Petrol Fiyatlarının Ülkelere Etkileri
Petrol fiyatlarındaki düşüş, özellikle petrol ihraç eden ülkeleri büyük ölçüde vurdu. Örneğin Rusya uzun zamandır zaten, Ukrayna ve Kırım’a müdahalesi nedeniyle yaptırımlarla karşı karşıya olan bir ülkeydi. Doların artışı ve petrolün düşüşü Rus ekonomisini kötü yönde etkiledi. OPEC ülkelerinden Suudi Arabistan’a baktığımızda nerdeyse ekonomisinin yüzde 90’ı petrole dayalı bir ülke görüyoruz. Düşen petrol fiyatları ülkede 100 milyar dolara varan bütçe açıklarına neden oldu. Önceleri bunu döviz rezervleri ile karşılamayı başaran Suudi Arabistan son dönemde ciddi sıkıntılar yaşamaya başladı. Ekonomileri tek bir endüstriye dayalı olan ülkelerde, Suudi Arabistan gibi, o endüstride yaşanan olumsuz değişiklik direkt ülke ekonomisini büyük ölçüde etkiliyor. Petrol ihraç eden ve milli gelirinin büyük kısmını bu emtiadan elde eden ülkeler için petrol fiyatlarındaki büyük düşüş, o ülkelerde endüstriyel farklılaşmaya gidilmesi konusunu da gündeme getirdi. Norveç de petrolden gelir elde eden bir ülke ancak 20.138 dolar kişi başı gelire sahip Suudi Arabistan’a karşılık, 76.266 dolarlık kişi başına düşen gelirle Norveç büyük fark yaratıyor. Teknoloji yatırımlarının ve gelir dağılımdaki adaletin önemi de burada ortaya çıkıyor. Kişilerin refah seviyesi yükseldikçe kaliteli yaşam standartları da artıyor.
Yine petrole dayalı geliri olan bir başka ülke Azerbaycan’da, kamu gelirlerinin yüzde 75’i, ihracatın yüzde 95’i, milli gelirin de yüzde 40’ı petrolden gelen gelire dayanıyor. Bu ülke de özel önlemler almak zorunda kaldı. Çünkü ulusal para birimlerinin dolara karşı kaybı, petrol gelirlerindeki kayba eklenince ülke ekonomilerinde ciddi sıkıntılar yaşanmaya başladı.
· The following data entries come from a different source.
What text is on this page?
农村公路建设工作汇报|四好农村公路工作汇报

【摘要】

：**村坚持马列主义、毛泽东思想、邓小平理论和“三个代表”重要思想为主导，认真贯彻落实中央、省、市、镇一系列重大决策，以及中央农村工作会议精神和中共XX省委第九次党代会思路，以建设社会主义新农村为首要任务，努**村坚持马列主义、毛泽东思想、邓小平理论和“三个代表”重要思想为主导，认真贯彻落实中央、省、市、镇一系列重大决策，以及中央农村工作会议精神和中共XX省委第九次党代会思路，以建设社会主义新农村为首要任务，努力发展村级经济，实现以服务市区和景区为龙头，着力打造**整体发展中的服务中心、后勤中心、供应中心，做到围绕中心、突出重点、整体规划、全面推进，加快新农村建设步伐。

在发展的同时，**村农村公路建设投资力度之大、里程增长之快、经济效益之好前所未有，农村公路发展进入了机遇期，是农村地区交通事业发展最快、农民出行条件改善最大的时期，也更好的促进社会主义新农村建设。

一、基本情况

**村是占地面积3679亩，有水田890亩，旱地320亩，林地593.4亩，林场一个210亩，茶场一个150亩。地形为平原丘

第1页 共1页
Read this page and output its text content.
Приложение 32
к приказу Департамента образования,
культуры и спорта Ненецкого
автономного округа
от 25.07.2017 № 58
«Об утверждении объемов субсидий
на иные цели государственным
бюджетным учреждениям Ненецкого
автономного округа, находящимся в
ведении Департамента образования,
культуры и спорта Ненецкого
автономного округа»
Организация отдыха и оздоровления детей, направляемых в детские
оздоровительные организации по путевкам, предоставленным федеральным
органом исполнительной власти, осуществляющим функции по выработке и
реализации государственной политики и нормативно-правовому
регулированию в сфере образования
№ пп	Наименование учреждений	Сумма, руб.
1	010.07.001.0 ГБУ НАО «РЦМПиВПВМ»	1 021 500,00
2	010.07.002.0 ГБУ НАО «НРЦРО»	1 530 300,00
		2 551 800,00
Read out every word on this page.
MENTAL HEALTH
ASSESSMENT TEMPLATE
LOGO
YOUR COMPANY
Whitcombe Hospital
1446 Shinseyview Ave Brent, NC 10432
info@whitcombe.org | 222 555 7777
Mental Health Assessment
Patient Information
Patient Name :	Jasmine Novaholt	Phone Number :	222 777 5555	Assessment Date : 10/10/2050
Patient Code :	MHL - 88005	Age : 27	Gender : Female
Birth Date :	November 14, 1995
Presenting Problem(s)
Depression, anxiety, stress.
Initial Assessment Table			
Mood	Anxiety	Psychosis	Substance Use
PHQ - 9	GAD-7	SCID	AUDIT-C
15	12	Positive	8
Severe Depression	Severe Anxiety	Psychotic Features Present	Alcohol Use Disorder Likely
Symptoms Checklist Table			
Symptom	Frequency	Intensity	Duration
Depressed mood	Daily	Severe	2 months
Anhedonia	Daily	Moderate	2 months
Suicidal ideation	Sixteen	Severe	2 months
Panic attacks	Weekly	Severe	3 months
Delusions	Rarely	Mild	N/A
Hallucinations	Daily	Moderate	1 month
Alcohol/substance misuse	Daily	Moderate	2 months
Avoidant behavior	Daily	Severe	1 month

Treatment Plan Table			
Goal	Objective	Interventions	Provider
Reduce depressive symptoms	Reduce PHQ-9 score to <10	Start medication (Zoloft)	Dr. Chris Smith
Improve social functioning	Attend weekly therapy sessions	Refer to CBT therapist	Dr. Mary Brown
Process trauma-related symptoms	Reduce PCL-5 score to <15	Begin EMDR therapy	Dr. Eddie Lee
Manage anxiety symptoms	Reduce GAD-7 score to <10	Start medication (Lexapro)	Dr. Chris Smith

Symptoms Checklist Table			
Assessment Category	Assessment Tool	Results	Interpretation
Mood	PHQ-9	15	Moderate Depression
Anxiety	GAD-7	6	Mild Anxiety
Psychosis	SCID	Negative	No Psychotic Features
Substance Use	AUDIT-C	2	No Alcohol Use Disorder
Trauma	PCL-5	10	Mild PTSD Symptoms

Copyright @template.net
Bölgede, uzun yıllardır uygulanan ambargoların kaldırılması ile yeni bir aktör olarak ortaya çıkan İran da petrol fiyatlarını etkileme potansiyeline sahip bir ülke konumunda. Gerçi düşük petrol fiyatları, İran ekonomisinin toparlanma sürecini olumsuz etkileyecek. Ayrıca uzun yıllardır kullanılmayan petrol ve doğal gaz tesislerinin bakım-onarım çalışmaları için 185 milyar dolarlık bir yatırım yapılması gerektiği belirtiliyor. İran’ın ambargo altındaki parası olan 100 milyar doların bile bu masrafı karşılaması zor görünüyor. Ancak İranlı yetkililer hemen Avrupalı liderlerle görüşmelere başladırlar. Yetkililer, günlük petrol üretim hedeflerini 1 milyon varile çıkartmayı düşündüklerini açıkladılar. Eğer İran bunu başarır ve diğer petrol üreticileri de arzı azaltmazlarsa petrol fiyatlarının daha da düşmesi beklenebilir.
2016 yılında petrol fiyatlarının nasıl bir seyir izleyeceği yukarıda bahsettiğimiz birçok parametrenin birlikte değerlendirilmesi ile ortaya çıkacak. Petrol ihraç eden ülkelerin farklı pazar arayışlarının devam edeceğini ve bunun da kıyasıya bir rekabetin habercisi olduğunu söyleyebiliriz.
* Bu makale TSE Standard, Ekonomik ve Teknik dergisi Ocak 2016 sayısında yayınlanmıştır.